Only in rugby league could the governing body introduce something as simple as a new logo and it cause such consternation among the rank and file. Sure, social media’s reaction wasn’t Alan Jones, #DestroyTheJoint white hot, but the tone was unambiguously negative.
Boring, too much like Cricket Australia, amateurish, 1980s … these were the oft-repeated knocks.
I actually reckon it looks really good – the shield and the V (or, if we’re being pretentious, ‘chevrons’) are traditional rugby league icons, the southern cross is a ubiquitous Australian symbol, and in general it looks sleek and modern. My only mild criticism is the space-age font, but overall it looks terrific.
The critics also fail to acknowledge the bold effort to unify the game under the one badge. The NRL, Toyota Cup, Origin, NSW, Queensland, affiliate states, One Community logos all follow the same shield-and-chevron design, and this consistent branding is a sophisticated approach that bodes well for the future of the game. It’s another inevitable step in the future of the Commission, alongside the Moore Park bunker, that adds to the code’s professionalism.

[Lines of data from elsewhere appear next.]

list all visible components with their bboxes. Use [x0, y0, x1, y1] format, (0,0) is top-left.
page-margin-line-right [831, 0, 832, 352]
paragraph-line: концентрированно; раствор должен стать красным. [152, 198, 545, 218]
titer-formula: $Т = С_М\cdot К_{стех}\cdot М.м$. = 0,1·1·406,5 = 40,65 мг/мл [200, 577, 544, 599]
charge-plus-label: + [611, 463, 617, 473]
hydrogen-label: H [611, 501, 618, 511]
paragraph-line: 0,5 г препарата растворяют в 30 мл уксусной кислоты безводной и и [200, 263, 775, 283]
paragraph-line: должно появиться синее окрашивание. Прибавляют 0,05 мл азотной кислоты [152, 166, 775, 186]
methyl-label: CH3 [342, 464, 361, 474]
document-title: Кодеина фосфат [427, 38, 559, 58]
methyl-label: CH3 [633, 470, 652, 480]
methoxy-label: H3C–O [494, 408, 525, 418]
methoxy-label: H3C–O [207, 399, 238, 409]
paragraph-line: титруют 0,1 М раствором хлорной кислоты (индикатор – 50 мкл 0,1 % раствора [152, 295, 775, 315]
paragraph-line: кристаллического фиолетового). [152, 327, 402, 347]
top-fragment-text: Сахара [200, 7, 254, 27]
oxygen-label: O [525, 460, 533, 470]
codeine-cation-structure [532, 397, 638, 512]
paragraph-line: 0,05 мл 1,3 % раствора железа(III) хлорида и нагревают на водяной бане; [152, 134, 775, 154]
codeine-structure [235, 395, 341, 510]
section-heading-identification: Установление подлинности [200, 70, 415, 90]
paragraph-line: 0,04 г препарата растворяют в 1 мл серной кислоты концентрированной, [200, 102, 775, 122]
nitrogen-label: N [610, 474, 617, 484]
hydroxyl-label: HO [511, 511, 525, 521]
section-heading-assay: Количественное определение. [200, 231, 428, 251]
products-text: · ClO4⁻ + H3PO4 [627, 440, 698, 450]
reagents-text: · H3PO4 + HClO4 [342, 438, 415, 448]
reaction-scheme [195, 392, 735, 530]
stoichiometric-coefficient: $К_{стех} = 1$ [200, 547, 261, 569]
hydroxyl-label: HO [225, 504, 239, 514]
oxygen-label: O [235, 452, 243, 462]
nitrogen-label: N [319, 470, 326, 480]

The other primary criticism was that the New Zealand Warriors will be wearing a different premiership logo to the rest of the comp, rather, they have their own black-and-silver version. It is peculiar that one team is an exception to the rule (the Toronto Raptors, Toronto Blue Jays and the raft of Canadian NHL teams seem to manage), especially considering if the League was being literal, the competition would have to be called the Inter-National Rugby League.

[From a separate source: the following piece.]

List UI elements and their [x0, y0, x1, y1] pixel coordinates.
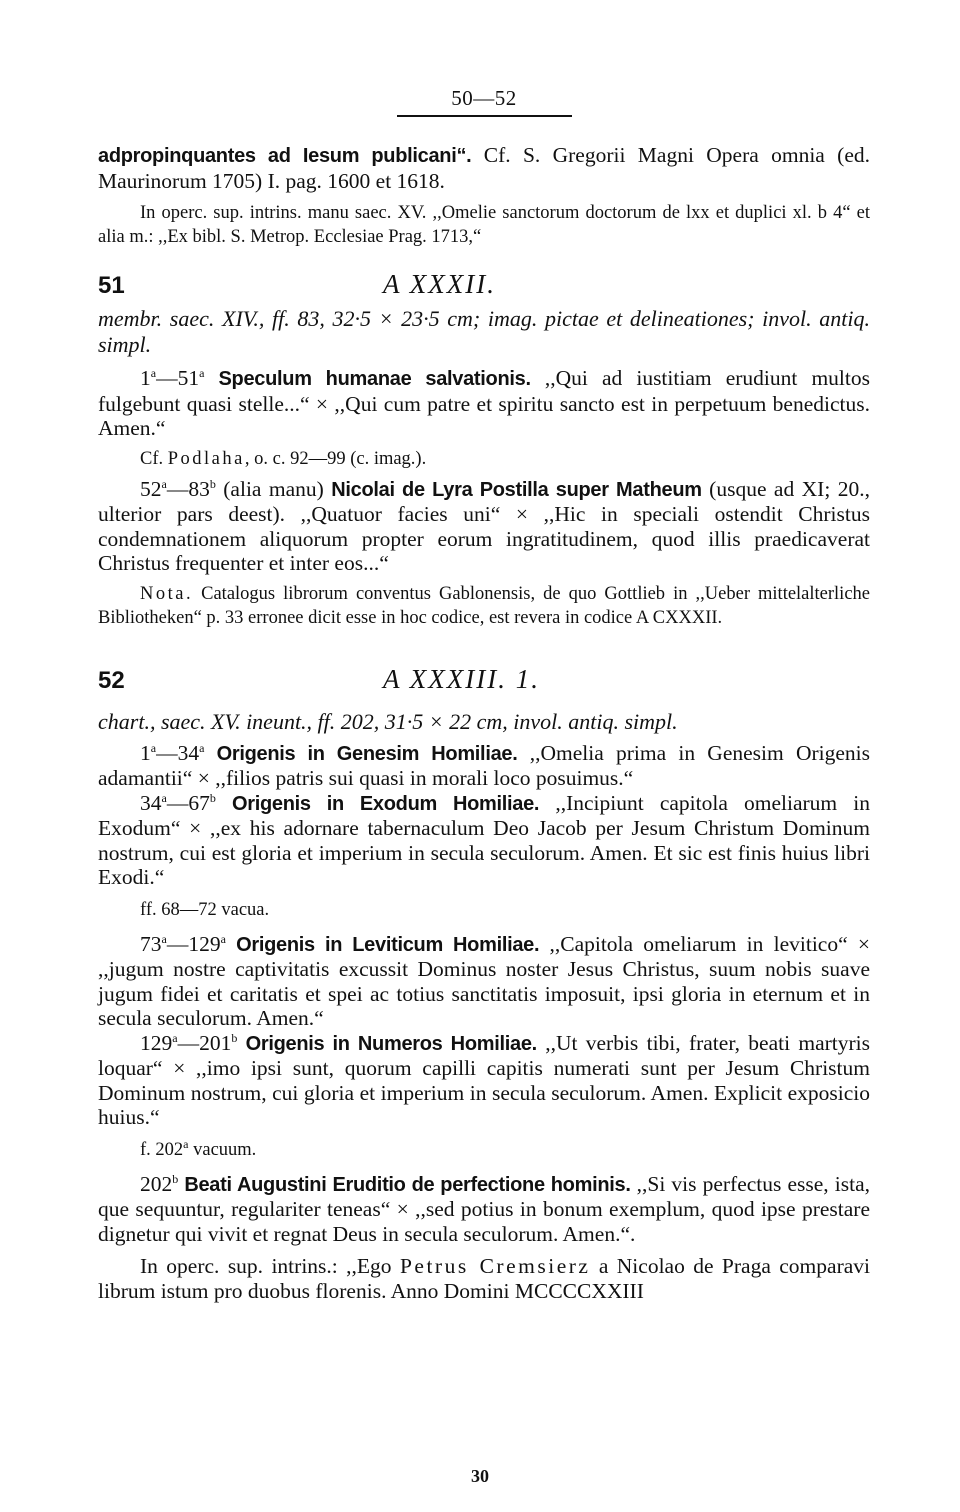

The logo re-branding was the headline act of today’s announcement of a five-year plan, another integral step in the maturation of the game. Two key points stuck out: the first was the creation of an NRL Growth Fund that seeks to avail $200 million for community projects, which demonstrates a newfound appetite to centralise funding and distribute it to the grass roots.

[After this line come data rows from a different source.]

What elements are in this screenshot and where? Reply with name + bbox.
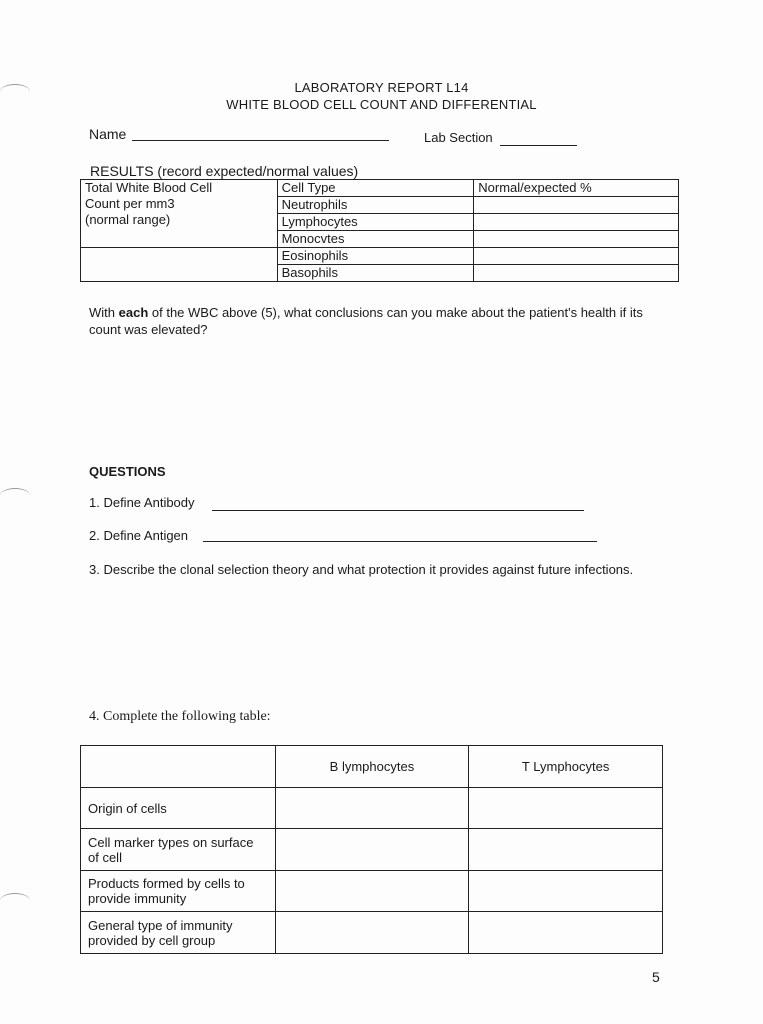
lymphocyte-table [80, 745, 663, 954]
answer-cell[interactable] [275, 871, 469, 912]
wbc-label-line: (normal range) [85, 212, 171, 227]
question-4: 4. Complete the following table: [89, 709, 271, 724]
cell-type-neutrophils: Neutrophils [277, 197, 474, 214]
wbc-count-value[interactable] [81, 248, 278, 282]
normal-value-cell[interactable] [474, 265, 679, 282]
emphasis-text: each [118, 305, 149, 320]
results-table [80, 179, 679, 282]
results-heading: RESULTS (record expected/normal values) [90, 163, 359, 179]
row-label-markers: Cell marker types on surface of cell [81, 829, 276, 871]
margin-mark [0, 893, 30, 908]
row-label-immunity-type: General type of immunity provided by cell group [81, 912, 276, 954]
t-lymphocytes-header: T Lymphocytes [469, 746, 663, 788]
lab-section-field[interactable] [500, 145, 577, 146]
cell-type-lymphocytes: Lymphocytes [277, 214, 474, 231]
cell-type-monocytes: Monocvtes [277, 231, 474, 248]
row-label-products: Products formed by cells to provide immunity [81, 871, 276, 912]
normal-value-cell[interactable] [474, 197, 679, 214]
answer-cell[interactable] [469, 788, 663, 829]
answer-cell[interactable] [469, 871, 663, 912]
corner-cell [81, 746, 276, 788]
question-1: 1. Define Antibody [89, 495, 195, 510]
normal-value-cell[interactable] [474, 248, 679, 265]
row-label-origin: Origin of cells [81, 788, 276, 829]
answer-cell[interactable] [275, 829, 469, 871]
report-subtitle: WHITE BLOOD CELL COUNT AND DIFFERENTIAL [226, 97, 537, 112]
normal-expected-header: Normal/expected % [474, 180, 679, 197]
answer-cell[interactable] [469, 829, 663, 871]
cell-type-header: Cell Type [277, 180, 474, 197]
answer-cell[interactable] [469, 912, 663, 954]
question-text: of the WBC above (5), what conclusions can you make about the patient's health if its count was elevated? [89, 305, 643, 337]
question-text: With [89, 305, 119, 320]
antigen-answer-line[interactable] [203, 541, 597, 542]
report-title: LABORATORY REPORT L14 [294, 80, 469, 95]
cell-type-basophils: Basophils [277, 265, 474, 282]
wbc-label-line: Count per mm3 [85, 196, 175, 211]
b-lymphocytes-header: B lymphocytes [275, 746, 469, 788]
wbc-count-label [81, 180, 278, 248]
answer-cell[interactable] [275, 788, 469, 829]
wbc-label-line: Total White Blood Cell [85, 180, 213, 195]
margin-mark [0, 488, 30, 503]
lab-section-label: Lab Section [424, 130, 493, 145]
name-field[interactable] [132, 140, 389, 141]
question-3: 3. Describe the clonal selection theory and what protection it provides against future infections. [89, 562, 634, 577]
normal-value-cell[interactable] [474, 214, 679, 231]
question-2: 2. Define Antigen [89, 528, 189, 543]
normal-value-cell[interactable] [474, 231, 679, 248]
wbc-question [89, 304, 649, 338]
page-number: 5 [652, 969, 660, 985]
questions-heading: QUESTIONS [89, 464, 166, 479]
answer-cell[interactable] [275, 912, 469, 954]
cell-type-eosinophils: Eosinophils [277, 248, 474, 265]
antibody-answer-line[interactable] [212, 510, 584, 511]
name-label: Name [89, 126, 127, 142]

The second was the 400,000 members, 20,000 average crowds. Ambitious, but do-able, and an important target to meet. It’s easy to forget how rapid the growth of AFL memberships was: when the AFL instituted their Commission in 1985, Hawthorn had less than 8,000 members, a similar number to most NRL clubs at the moment. Last season, the Hawks sold over 60,000 memberships. John Grant’s master plan might seem pie in the sky, but the AFL has already gone down this path and then some.
Another head-scratcher out of the day was how Grant and his Commish had time to draw up these snazzy new tags while they still haven’t found a replacement for ex-CEO David Gallop, who was sacked last June. The Commission has been panned for not doing much, but considering the quality of the season we just witnessed, I can’t help but be reminded of The Office episode after Deangelo Vickers winds up in a coma, and Dunder Mifflin’s Scranton branch manages to work more efficiently without a manager. Shane Mattiske seems like a sensible man doing a sensible job in a sport that had often lacked sensibleness. Long may stability continue … under the new logo, of course.